それは「[われわれの探求は]普遍的なものども(τὰ καθόλου)から特殊なものども(τὰ καθ' ἕκαστα)へと進むべきである」という記述です。アリストテレスは通常、個別的なものどもから普遍的なものどもへと探求を進めます。この食い違いはどのように解されるべきなのでしょうか。先の文への理由づけとしてアリストテレスは次のように述べます。

 

というのも、全体的なもの(τὸ ... ὅλον)はわれわれの感覚に対してより可知的であり、普遍的なものは或る全体的なものだからである。(184a24-25)

 

 つまり、『自然学』のこの箇所では、

●「われわれにとってより可知的でより明らかなもの」=「混然としたものども」=「全体的なもの(普遍的なもの)」

●「自然において(φύσει)より明らかでより可知的なもの」=「特殊なもの」

という図式が成り立っているのです。先ほど触れたアリストテレスの通常の用法では、「普遍的なもの」が端的に可知的なものであることが非常に多いのですが、しかしここでは、Ross (1936), p.457が述べているように、「普遍的なもの」ということが通常の用法とは異なっています。ゆえに、字面だけを追うとアリストテレスの考えがよくわからなくないという事態にもなります。そのためか、参加者からの質問が多く出た箇所でもありましたが、上のような図式にまとめれば、この箇所の議論を追うことはそこまで困難ではないと思います。
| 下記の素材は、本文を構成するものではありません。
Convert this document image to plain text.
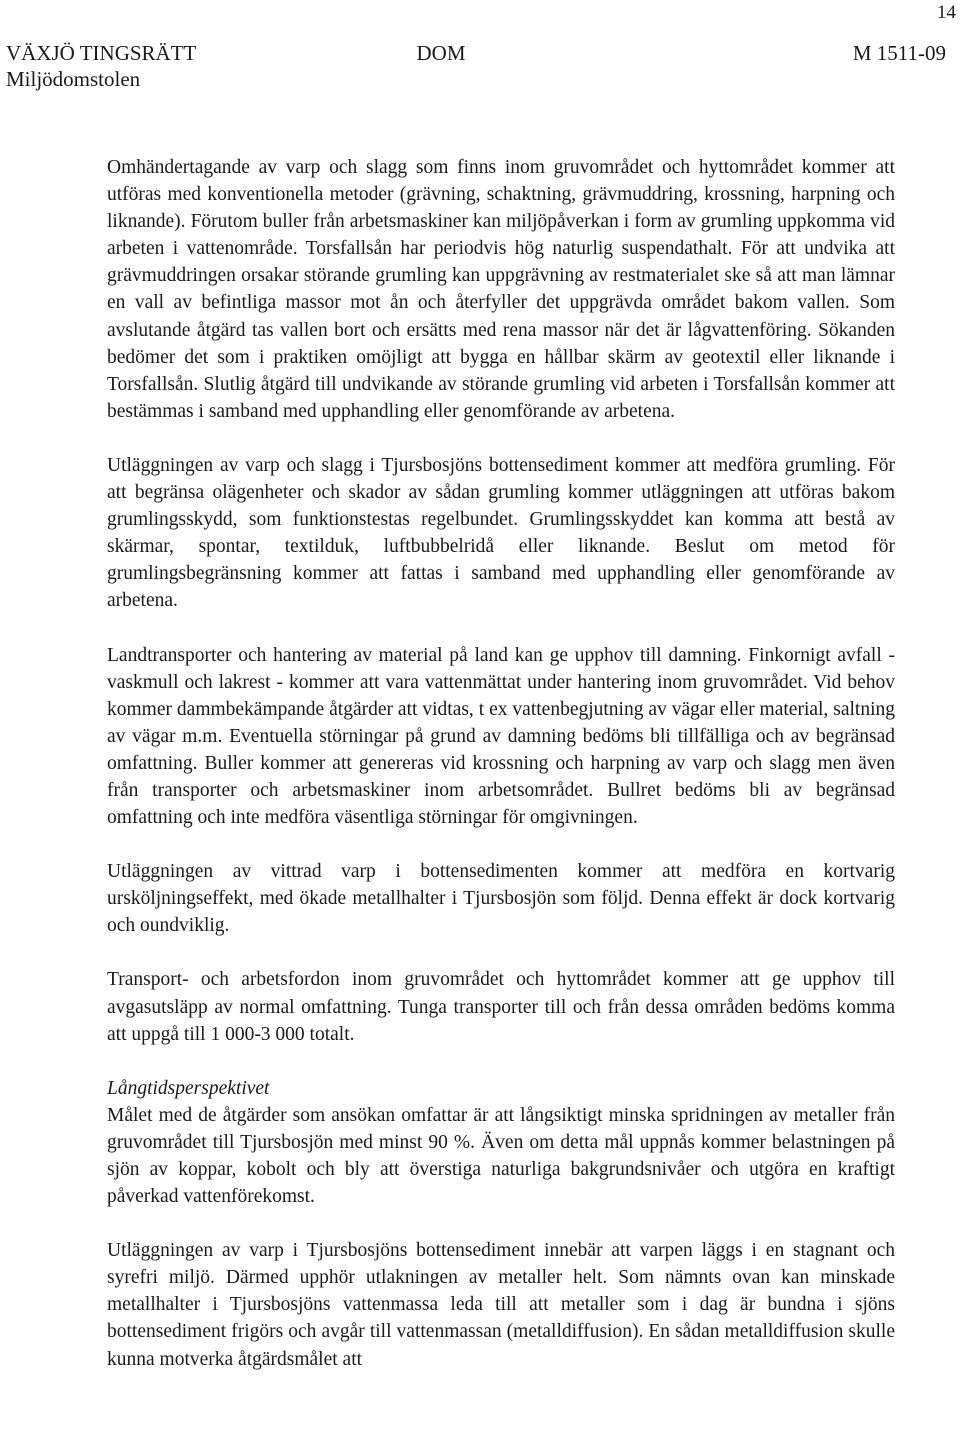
14
VÄXJÖ TINGSRÄTT	DOM	M 1511-09
Miljödomstolen

Omhändertagande av varp och slagg som finns inom gruvområdet och hyttområdet kommer att utföras med konventionella metoder (grävning, schaktning, grävmuddring, krossning, harpning och liknande). Förutom buller från arbetsmaskiner kan miljöpåverkan i form av grumling uppkomma vid arbeten i vattenområde. Torsfallsån har periodvis hög naturlig suspendathalt. För att undvika att grävmuddringen orsakar störande grumling kan uppgrävning av restmaterialet ske så att man lämnar en vall av befintliga massor mot ån och återfyller det uppgrävda området bakom vallen. Som avslutande åtgärd tas vallen bort och ersätts med rena massor när det är lågvattenföring. Sökanden bedömer det som i praktiken omöjligt att bygga en hållbar skärm av geotextil eller liknande i Torsfallsån. Slutlig åtgärd till undvikande av störande grumling vid arbeten i Torsfallsån kommer att bestämmas i samband med upphandling eller genomförande av arbetena.

Utläggningen av varp och slagg i Tjursbosjöns bottensediment kommer att medföra grumling. För att begränsa olägenheter och skador av sådan grumling kommer utläggningen att utföras bakom grumlingsskydd, som funktionstestas regelbundet. Grumlingsskyddet kan komma att bestå av skärmar, spontar, textilduk, luftbubbelridå eller liknande. Beslut om metod för grumlingsbegränsning kommer att fattas i samband med upphandling eller genomförande av arbetena.

Landtransporter och hantering av material på land kan ge upphov till damning. Finkornigt avfall - vaskmull och lakrest - kommer att vara vattenmättat under hantering inom gruvområdet. Vid behov kommer dammbekämpande åtgärder att vidtas, t ex vattenbegjutning av vägar eller material, saltning av vägar m.m. Eventuella störningar på grund av damning bedöms bli tillfälliga och av begränsad omfattning. Buller kommer att genereras vid krossning och harpning av varp och slagg men även från transporter och arbetsmaskiner inom arbetsområdet. Bullret bedöms bli av begränsad omfattning och inte medföra väsentliga störningar för omgivningen.

Utläggningen av vittrad varp i bottensedimenten kommer att medföra en kortvarig ursköljningseffekt, med ökade metallhalter i Tjursbosjön som följd. Denna effekt är dock kortvarig och oundviklig.

Transport- och arbetsfordon inom gruvområdet och hyttområdet kommer att ge upphov till avgasutsläpp av normal omfattning. Tunga transporter till och från dessa områden bedöms komma att uppgå till 1 000-3 000 totalt.

Långtidsperspektivet

Målet med de åtgärder som ansökan omfattar är att långsiktigt minska spridningen av metaller från gruvområdet till Tjursbosjön med minst 90 %. Även om detta mål uppnås kommer belastningen på sjön av koppar, kobolt och bly att överstiga naturliga bakgrundsnivåer och utgöra en kraftigt påverkad vattenförekomst.

Utläggningen av varp i Tjursbosjöns bottensediment innebär att varpen läggs i en stagnant och syrefri miljö. Därmed upphör utlakningen av metaller helt. Som nämnts ovan kan minskade metallhalter i Tjursbosjöns vattenmassa leda till att metaller som i dag är bundna i sjöns bottensediment frigörs och avgår till vattenmassan (metalldiffusion). En sådan metalldiffusion skulle kunna motverka åtgärdsmålet att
さて、この章の最後に、アリストテレスは「説明方式」(λόγος)と「名」(ὄνομα)を先の図式に当てはめようとしています。たとえば、「『円』のような名は或る全体を無差別に示しており(σημαίνει)、円の定義(ὁρισμός)は特殊なものどもへとそれを分割する」(184b2-3)と述べ、名を全体的なものと、説明方式を特殊なものと同定しているかのように見えます(ここでのλόγοςとὁρισμόςはほとんど同じ事を指している)。ここの「名」(ὄνομα)が「名目的定義」(nominal definition)を意味していると主張する研究者もいますが、そういった事情を抜きにしても、いささか議論の展開が唐突に見えたということもあり、この最後の部分でアリストテレスが何を主張したいのかが私には不明瞭でした。要検討箇所です。

以上のことから理解されるように『自然学』第一巻第1章は、「原理」探求という目的を宣言するだけでなく、色々な問題をはらんだテクストでもあるため、精読する価値が十分にあると思われます。

 

今日は長くなったのでこのくらいにして、また後日、第一巻第2章についてもまとめたいと思います。次回からはもう少し簡潔にまとめる努力をするべきですね……。

 

 

 

読書会の内容とは関係ないのですが、その後に行った暑気払いコンパも楽しいものでした。こういった集まりはこれからも定期的に行なっていきたいものです。